Suka tidak suka saat ini sektor pariwisata telah menjadi primadona baru didalam pembangunan NTB.

Segala upaya dilakukan oleh pemerintah propinsi maupun pemerintah kabupaten/kota, misalnya dengan menggalakkan pengembangan desa wisata, penyelenggaraan acara atau event pariwisata, pembangunan infrastruktur pariwisata dan pendukung dibangun serta ditata yang dimaksudkan agar wisatawan merasa betah berlama-lama di NTB.

Semua itu tujuannya tidak lain adalah untuk meningkatkan kunjungan wisatawan dan memberikan dampak terhadap kontribusi sektor pariwisata pada berbagai aktivitas perekonomian NTB lainnya.

Kabupaten Lombok Timur yang merupakan salah satu dari 10 kabupaten/kota di NTB saat sedang semangat-semangatnya mengembangkan sektor pariwisatanya.

Salah satu upaya yang dilakukan oleh pemerintah daerah adalah melalui pengembangan desa wisata.

Pemerintah daerah tentunya memiliki asumsi bahwa melalui pengembangan desa wisata maka, harapan dan tujuan dari pemerataan pembangunan ekonomi daerah Lombok Timur dapat diwujudkan.

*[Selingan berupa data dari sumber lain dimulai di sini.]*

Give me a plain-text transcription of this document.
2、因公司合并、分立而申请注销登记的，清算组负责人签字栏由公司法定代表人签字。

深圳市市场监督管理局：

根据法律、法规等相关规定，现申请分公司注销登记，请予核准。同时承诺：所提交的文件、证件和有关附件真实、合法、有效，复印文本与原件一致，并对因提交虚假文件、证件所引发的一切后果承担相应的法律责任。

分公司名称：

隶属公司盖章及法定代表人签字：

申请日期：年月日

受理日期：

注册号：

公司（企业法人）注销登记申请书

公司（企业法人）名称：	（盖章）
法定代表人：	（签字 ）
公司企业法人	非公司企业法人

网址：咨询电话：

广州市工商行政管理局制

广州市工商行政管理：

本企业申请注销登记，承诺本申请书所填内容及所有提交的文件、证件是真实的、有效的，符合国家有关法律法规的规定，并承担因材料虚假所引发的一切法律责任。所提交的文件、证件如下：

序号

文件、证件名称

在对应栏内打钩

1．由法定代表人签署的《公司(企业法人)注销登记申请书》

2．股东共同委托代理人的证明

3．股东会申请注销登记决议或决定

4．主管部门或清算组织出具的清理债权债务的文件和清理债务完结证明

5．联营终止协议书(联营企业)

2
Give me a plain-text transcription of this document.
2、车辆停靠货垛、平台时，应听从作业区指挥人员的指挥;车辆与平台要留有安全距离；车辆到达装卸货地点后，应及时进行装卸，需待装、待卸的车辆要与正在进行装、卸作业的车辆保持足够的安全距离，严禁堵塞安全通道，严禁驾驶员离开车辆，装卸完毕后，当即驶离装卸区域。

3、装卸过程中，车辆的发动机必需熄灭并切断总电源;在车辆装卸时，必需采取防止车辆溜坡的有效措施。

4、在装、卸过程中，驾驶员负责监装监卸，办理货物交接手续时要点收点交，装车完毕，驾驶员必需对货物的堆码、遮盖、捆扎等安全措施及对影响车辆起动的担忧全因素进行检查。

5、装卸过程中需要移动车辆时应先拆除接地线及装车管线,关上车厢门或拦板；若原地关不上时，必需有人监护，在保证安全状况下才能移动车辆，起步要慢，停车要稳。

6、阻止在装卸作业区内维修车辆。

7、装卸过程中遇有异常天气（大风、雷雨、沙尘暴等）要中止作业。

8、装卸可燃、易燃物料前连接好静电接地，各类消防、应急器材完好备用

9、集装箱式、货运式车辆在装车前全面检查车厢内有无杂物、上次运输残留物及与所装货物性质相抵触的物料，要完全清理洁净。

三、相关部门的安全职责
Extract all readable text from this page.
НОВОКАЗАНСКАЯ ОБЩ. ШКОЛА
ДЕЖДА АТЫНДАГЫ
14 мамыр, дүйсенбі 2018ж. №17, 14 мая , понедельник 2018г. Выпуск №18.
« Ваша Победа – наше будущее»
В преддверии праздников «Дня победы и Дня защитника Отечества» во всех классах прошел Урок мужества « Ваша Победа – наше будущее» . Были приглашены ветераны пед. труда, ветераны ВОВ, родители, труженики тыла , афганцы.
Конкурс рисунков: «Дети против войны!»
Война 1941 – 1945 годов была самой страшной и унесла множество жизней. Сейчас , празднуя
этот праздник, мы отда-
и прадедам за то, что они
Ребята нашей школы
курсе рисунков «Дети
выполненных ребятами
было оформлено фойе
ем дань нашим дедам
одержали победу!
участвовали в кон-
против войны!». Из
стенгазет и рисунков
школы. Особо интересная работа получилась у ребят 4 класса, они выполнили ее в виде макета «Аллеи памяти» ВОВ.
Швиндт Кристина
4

Selain itu, melalui desa wisata diharapkan akan menciptakan lapangan kerja, pengurangan pengangguran dan, ujungnya adalah pengurangan kemiskinan dan peningkatan kesejahteraan masyarakat Lombok Timur. 

Sampai dengan bulan September 2021, setidaknya terdapat 91 desa di Lombok Timur yang telah mendapatkan Surat Keputusan (SK) sebagai desa wisata.

Desa wisata memiliki empat klasifikasi, mulai dari rintisan, berkembang, maju, dan mandiri dengan indikator berupa jumlah kunjungan, industri pariwisata yang berkembang, kesiapan keterampilan dan sumber daya manusia (SDM), diversifikasi produk dan aktivitas wisata, serta amenitas pariwisata.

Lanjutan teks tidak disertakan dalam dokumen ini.